One of the most notorious operations carried out by the ELF was an October 1998 fire that swept through part of the Vail ski resort in Colorado. The group said it was protesting the resort's expansion into lynx habitat.
The FBI defines terrorism as "the unlawful use of force and violence against persons or property to intimidate or coerce'' the government or the civilian population.
Steele said that definition fits the acts for which ELF and the ALF have claimed responsibility over the years.
But Barbarash argues that militant environmentalists are not terrorists because their aim is not to harm people, but to protect animals and the environment.
ELF and ALF "are acting out of compassion for all life, including human life,'' and can't be likened to terrorists who crash hijacked planes into buildings or spread disease as a weapon, he said.
That doesn't wash with the FBI, or with anti-terrorism expert Gary Perlstein.
"Even if it's a cause you believe in, if you resort to violence, then it is terrorism,'' Perlstein said.
The FBI has an active investigation into the ELF and the ALF. Congress also wants to know more about the two groups.
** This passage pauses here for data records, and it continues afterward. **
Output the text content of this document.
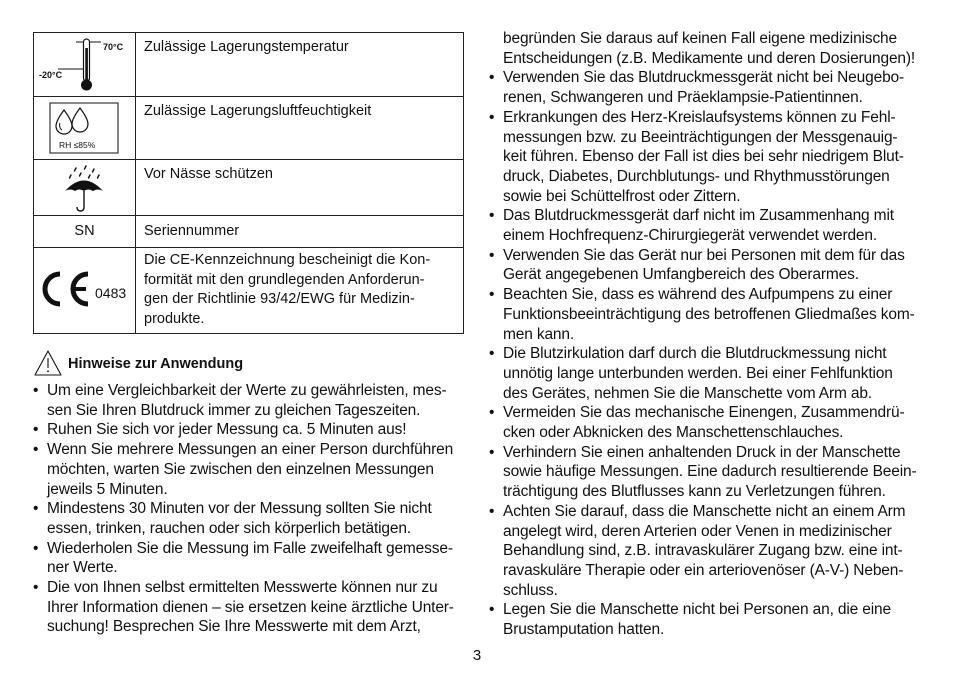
70°C
-20°C	Zulässige Lagerungstemperatur

RH ≤85%	Zulässige Lagerungsluftfeuchtigkeit

	Vor Nässe schützen
SN	Seriennummer

0483	Die CE-Kennzeichnung bescheinigt die Kon-
formität mit den grundlegenden Anforderun-
gen der Richtlinie 93/42/EWG für Medizin-
produkte.
Hinweise zur Anwendung
• Um eine Vergleichbarkeit der Werte zu gewährleisten, mes-
sen Sie Ihren Blutdruck immer zu gleichen Tageszeiten.
• Ruhen Sie sich vor jeder Messung ca. 5 Minuten aus!
• Wenn Sie mehrere Messungen an einer Person durchführen
möchten, warten Sie zwischen den einzelnen Messungen
jeweils 5 Minuten.
• Mindestens 30 Minuten vor der Messung sollten Sie nicht
essen, trinken, rauchen oder sich körperlich betätigen.
• Wiederholen Sie die Messung im Falle zweifelhaft gemesse-
ner Werte.
• Die von Ihnen selbst ermittelten Messwerte können nur zu
Ihrer Information dienen – sie ersetzen keine ärztliche Unter-
suchung! Besprechen Sie Ihre Messwerte mit dem Arzt,

begründen Sie daraus auf keinen Fall eigene medizinische
Entscheidungen (z.B. Medikamente und deren Dosierungen)!

• Verwenden Sie das Blutdruckmessgerät nicht bei Neugebo-
renen, Schwangeren und Präeklampsie-Patientinnen.
• Erkrankungen des Herz-Kreislaufsystems können zu Fehl-
messungen bzw. zu Beeinträchtigungen der Messgenauig-
keit führen. Ebenso der Fall ist dies bei sehr niedrigem Blut-
druck, Diabetes, Durchblutungs- und Rhythmusstörungen
sowie bei Schüttelfrost oder Zittern.
• Das Blutdruckmessgerät darf nicht im Zusammenhang mit
einem Hochfrequenz-Chirurgiegerät verwendet werden.
• Verwenden Sie das Gerät nur bei Personen mit dem für das
Gerät angegebenen Umfangbereich des Oberarmes.
• Beachten Sie, dass es während des Aufpumpens zu einer
Funktionsbeeinträchtigung des betroffenen Gliedmaßes kom-
men kann.
• Die Blutzirkulation darf durch die Blutdruckmessung nicht
unnötig lange unterbunden werden. Bei einer Fehlfunktion
des Gerätes, nehmen Sie die Manschette vom Arm ab.
• Vermeiden Sie das mechanische Einengen, Zusammendrü-
cken oder Abknicken des Manschettenschlauches.
• Verhindern Sie einen anhaltenden Druck in der Manschette
sowie häufige Messungen. Eine dadurch resultierende Beein-
trächtigung des Blutflusses kann zu Verletzungen führen.
• Achten Sie darauf, dass die Manschette nicht an einem Arm
angelegt wird, deren Arterien oder Venen in medizinischer
Behandlung sind, z.B. intravaskulärer Zugang bzw. eine int-
ravaskuläre Therapie oder ein arteriovenöser (A-V-) Neben-
schluss.
• Legen Sie die Manschette nicht bei Personen an, die eine
Brustamputation hatten.
3
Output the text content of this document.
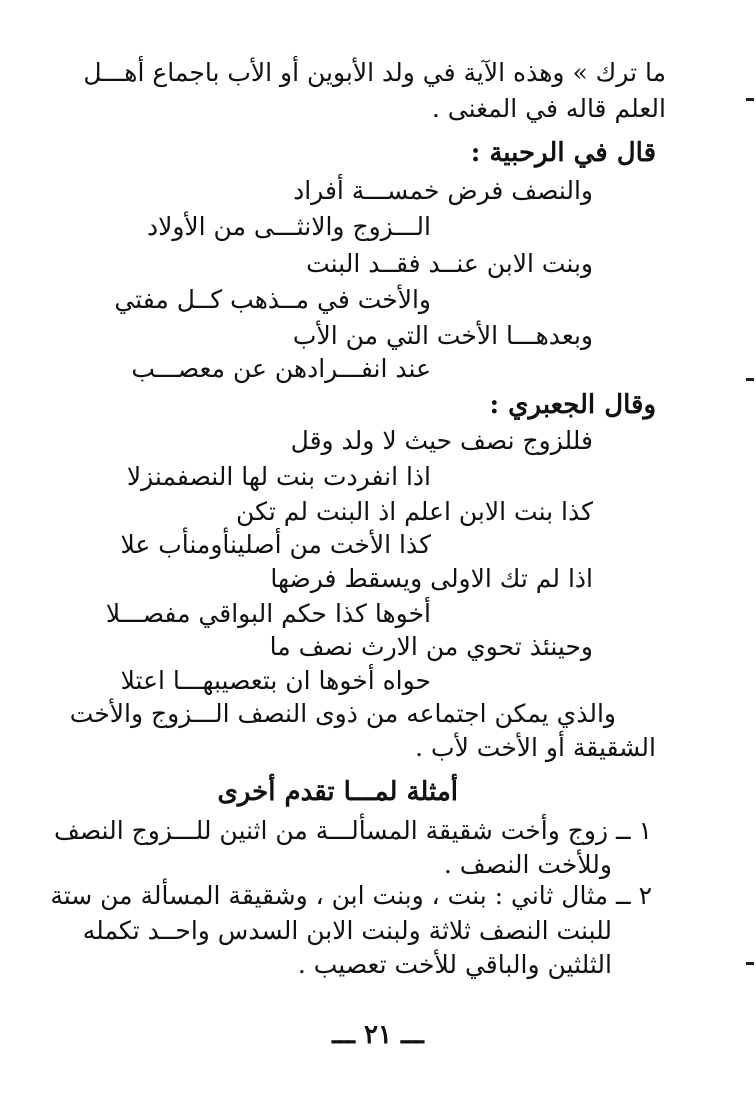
ما ترك » وهذه الآية في ولد الأبوين أو الأب باجماع أهـــل
العلم قاله في المغنى .
قال في الرحبية :
والنصف فرض خمســـة أفراد
الـــزوج والانثـــى من الأولاد
وبنت الابن عنــد فقــد البنت
والأخت في مــذهب كــل مفتي
وبعدهـــا الأخت التي من الأب
عند انفـــرادهن عن معصـــب
وقال الجعبري :
فللزوج نصف حيث لا ولد وقل
اذا انفردت بنت لها النصفمنزلا
كذا بنت الابن اعلم اذ البنت لم تكن
كذا الأخت من أصلينأومنأب علا
اذا لم تك الاولى ويسقط فرضها
أخوها كذا حكم البواقي مفصـــلا
وحينئذ تحوي من الارث نصف ما
حواه أخوها ان بتعصيبهـــا اعتلا
والذي يمكن اجتماعه من ذوى النصف الـــزوج والأخت
الشقيقة أو الأخت لأب .
أمثلة لمـــا تقدم أخرى
١ ــ زوج وأخت شقيقة المسألـــة من اثنين للـــزوج النصف
وللأخت النصف .
٢ ــ مثال ثاني : بنت ، وبنت ابن ، وشقيقة المسألة من ستة
للبنت النصف ثلاثة ولبنت الابن السدس واحــد تكمله
الثلثين والباقي للأخت تعصيب .
ـــ ٢١ ـــ
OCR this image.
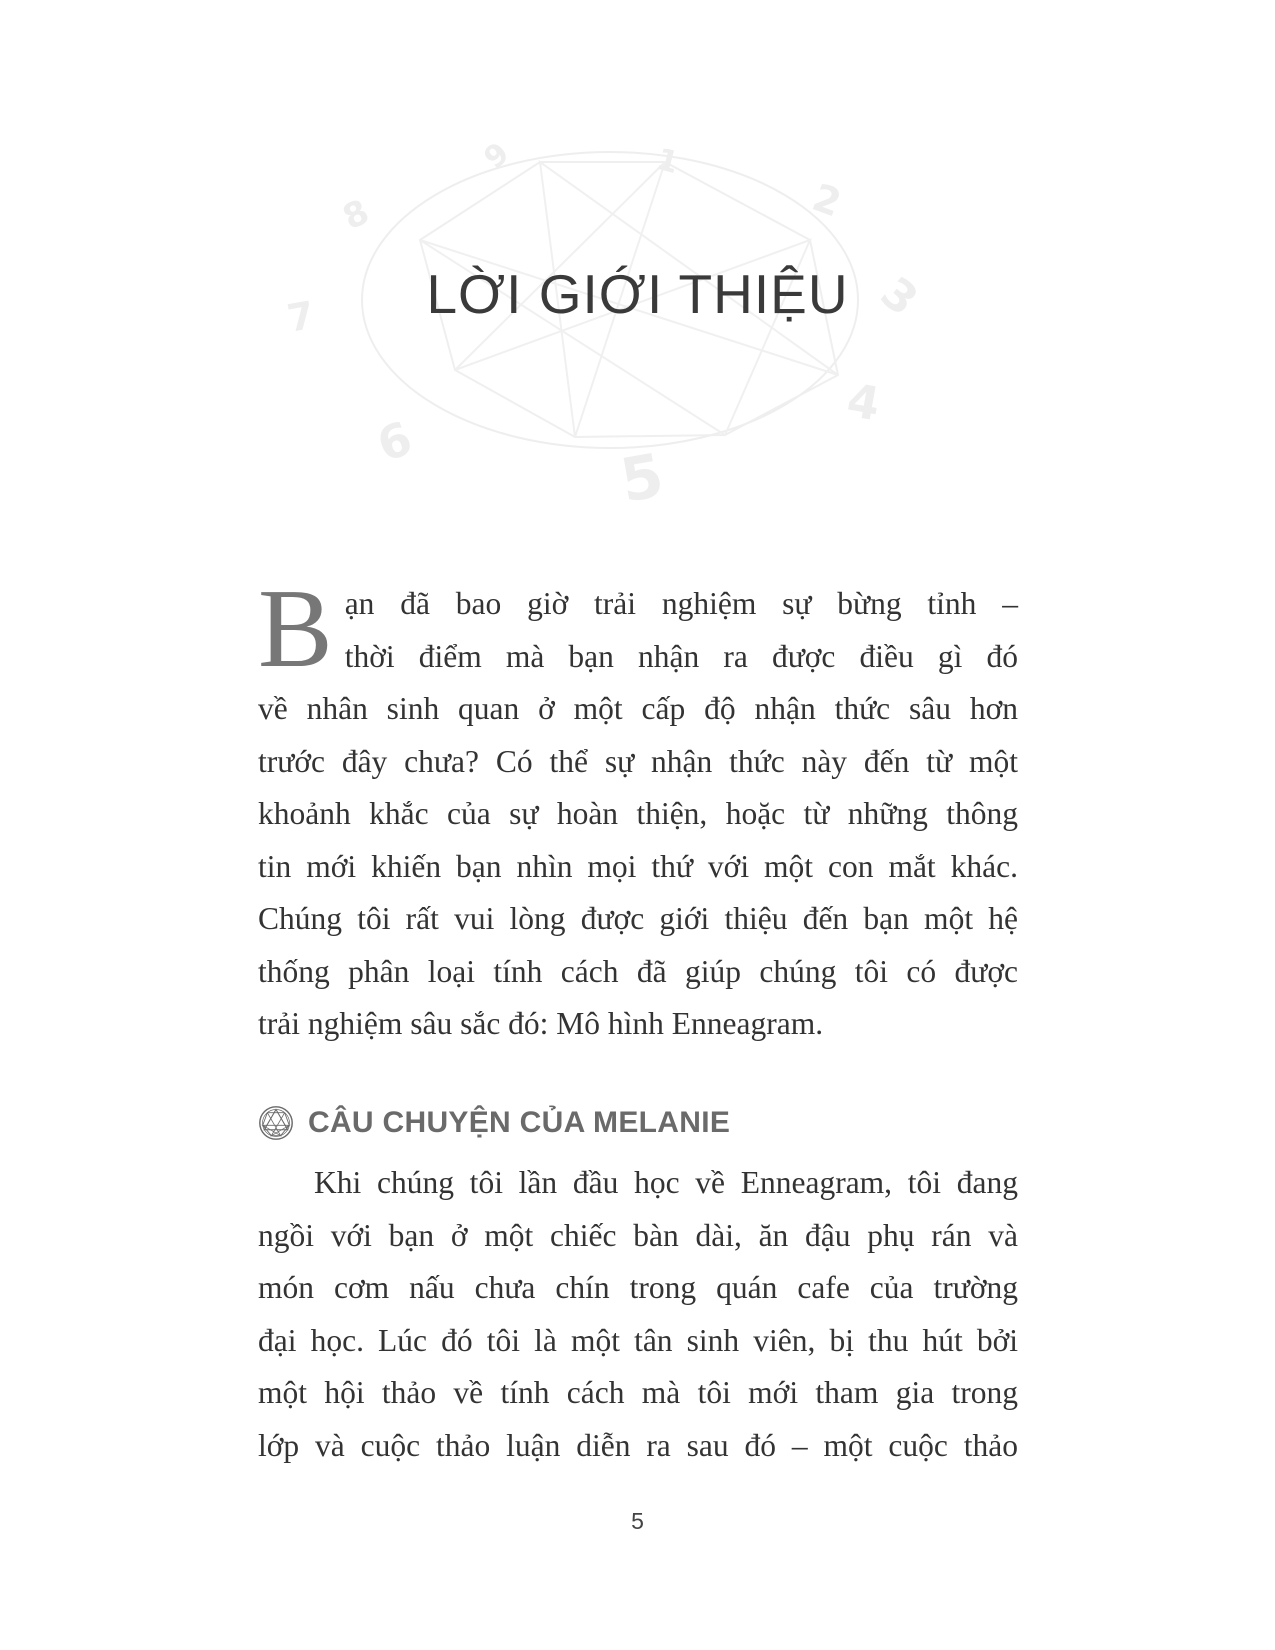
1
2
3
4
5
6
7
8
9
LỜI GIỚI THIỆU
B ạn đã bao giờ trải nghiệm sự bừng tỉnh –
thời điểm mà bạn nhận ra được điều gì đó
về nhân sinh quan ở một cấp độ nhận thức sâu hơn
trước đây chưa? Có thể sự nhận thức này đến từ một
khoảnh khắc của sự hoàn thiện, hoặc từ những thông
tin mới khiến bạn nhìn mọi thứ với một con mắt khác.
Chúng tôi rất vui lòng được giới thiệu đến bạn một hệ
thống phân loại tính cách đã giúp chúng tôi có được
trải nghiệm sâu sắc đó: Mô hình Enneagram.
CÂU CHUYỆN CỦA MELANIE
Khi chúng tôi lần đầu học về Enneagram, tôi đang
ngồi với bạn ở một chiếc bàn dài, ăn đậu phụ rán và
món cơm nấu chưa chín trong quán cafe của trường
đại học. Lúc đó tôi là một tân sinh viên, bị thu hút bởi
một hội thảo về tính cách mà tôi mới tham gia trong
lớp và cuộc thảo luận diễn ra sau đó – một cuộc thảo
5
Former ELF spokesman Craig Rosebraugh of Portland has been subpoenaed by a House subcommittee to testify on ecoterrorism. Rosebraugh said he won't cooperate.
Rosebraugh stepped down as spokesman for the ELF about two months ago. His role has been taken over by Barbarash, who previously was spokesman only for the ALF.
Barbarash said the two groups send him anonymous communiques when they want to announce they've carried out an illegal act. Barbarash then relays the information to the news media. The communiques can come by fax, e-mail or phone, he said.
Barbarash served four months in jail for taking part in an ALF action -- the release of cats used in medical research at a Canadian university in 1992. He said he ceased taking part in ALF actions because he lost his anonymity when he was arrested. But that hasn't stopped him from relaying the communiques, or speaking out in favor of their acts.
Barbarash concedes the ALF and ELF run the risk of losing any sympathy for their cause by carrying out illegal acts during the nation's terrorism scare. But he said they don't care.
"Sympathy isn't a factor high on the agenda of ALF and ELF,'' Barbarash said.